Al fine del raggiungimento degli obiettivi, del miglioramento ed ampliamento del sistema GHS, la Commissione Europea, verso la fine del 2008, ha adottato un altro nuovo regolamento detto "CLP" (CE) 1272/2008 sulla classificazione, etichettatura ed imballaggio delle sostanze e delle miscele pericolose.

Tale regolamento è basato sui criteri di classificazione e sulle regole di etichettatura del sistema GHS, ma è anche il risultato di 40 anni di esperienza maturata attraverso l'attuazione della legislazione comunitaria sulle sostanze chimiche.

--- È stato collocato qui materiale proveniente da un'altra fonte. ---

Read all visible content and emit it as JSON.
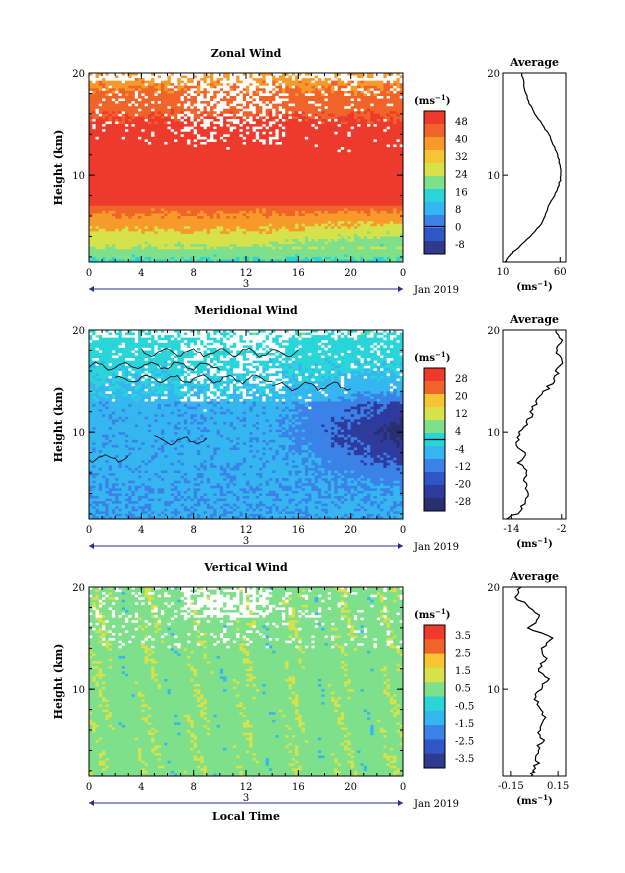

Il livello di protezione ottenuto viene mantenuto attraverso classi di pericolo comunitarie non ancora parte del sistema GHS.

Il regolamento CLP, quindi, va ad integrare alcune classi o categorie di pericolo non presenti nell'attuale normativa UE relativa alla fornitura e all'utilizzo delle sostanze chimiche.

Nel nuovo quadro normativo europeo un altro regolamento detto REACH,  è entrato in vigore il 1° Giugno 2007,  semplificando e migliorando la legislazione sulle sostanze chimiche.

REACH è acronimo delle parole inglesi “Registration, Evaluation, Authorisation and Restriction of CHemicals”, ovvero “Registrazione, Valutazione, Autorizzazione e Restrizione delle sostanze Chimiche”. Trattandosi di un regolamento Europeo, non necessita di essere trasposto nell’ordinamento nazionale, ed è dunque immediatamente applicabile e valido in tutti gli Stati dell’Unione Europea.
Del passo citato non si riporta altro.